Following the lead of its Scandinavian neighbors whose governments have already scrapped vaccine passports and most coronavirus-related restrictions, Sweden—presently ruled by a one-party Social Democratic minority government—has announced that it too will begin lifting COVID-19 measures next week.
While speaking with members of the press on Thursday, Swedish Prime Minister Magdalena Andersson (SAP) announced that her government would begin lifting COVID-19 restrictions next week, making Sweden the latest country to depart from draconian lockdowns—and bringing it in line with Denmark, Norway, and Finland, all of whom announced similar plans this week, the Stockholm-based Expressen reports.

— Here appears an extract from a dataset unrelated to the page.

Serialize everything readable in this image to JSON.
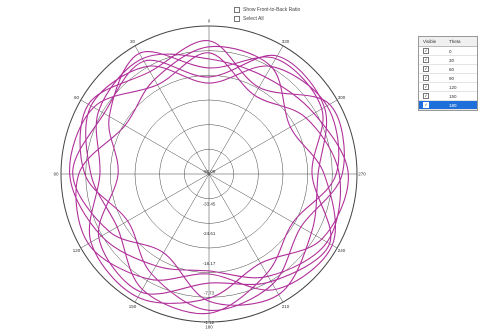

“It’s starting to be time to open up Sweden again. The pandemic is not over but on its way into a whole new phase,” the prime minister said, noting that the decision to ditch restrictions was prompted by an improved understanding of the Omicron variant of COVID-19, a less strained healthcare system, and the country’s high vaccination rate, which is among the highest in the world at around 73%.
“There are now several international studies that [the Omicron variant] causes milder disease,” Ms. Anderrson said, adding that consequently, the Swedish Public Health Agency—which no longer regards COVID-19 as a “socially critical disease”—has assessed that it can “cope with a situation where vaccinated people gradually return to a more normal life every day.”
Among the restrictions set to be dumped next week, on the 9th of February, is the internal system of vaccine certificates, restrictions on the number of participants attending public events, compulsory mask-wearing on public transportation, as well as government recommendations to limit social contact. Additionally, the government requested employers to prepare for a return to in-person work, although the transition from at-home work shouldn’t take place too quickly, according to senior officials.
For the time being, the government continues to advise the unvaccinated to avoid large crowds and asks those who develop symptoms to stay home.
Magnus Gisslén, a professor of infectious diseases at the University of Gothenburg, has welcomed the government’s decision to abolish restrictions, saying in an interview with SVT: “It was an expected decision and at the same time well balanced. It is good that this message is coming now, there is very little evidence that we will return to such a situation as we had before.”
On Thursday, when asked whether the situation could change due to new variants that may arise in the future, Karin Tegmark Wisell, Director General of the Swedish Public Health Agency answered in the affirmative, saying: “We absolutely see that there may be further mutations, but we also have a situation with a vaccination platform in place and tools to deal with a changed virus situation. This pandemic has constantly surprised us, but we have completely different tools now.”
Meanwhile, the Austrian government, which has the most oppressive coronavirus regime in Europe, continues to press forward with its decision to impose mandatory vaccinations on its population, with President Alexander Van der Bellen signing the mandate into law on Friday.
At the same time, to the west in France, Health Minister Olivier Véran hinted during an interview with BMFTV that the government’s vaccine passport requirements could be abandoned before July, saying: “The worst is behind us. The vaccination pass will have to end, and given the current epidemic dynamics, it is likely that this will end well before July—unless there is bad news.”
“When we have emptied the intensive care units and made room for the patients who normally come under the resuscitation when there will be no more rescheduled care in our country, and if there are no new variants in circulation at that time, the usefulness of the vaccination pass will be totally questionable. And we can withdraw it,” he said.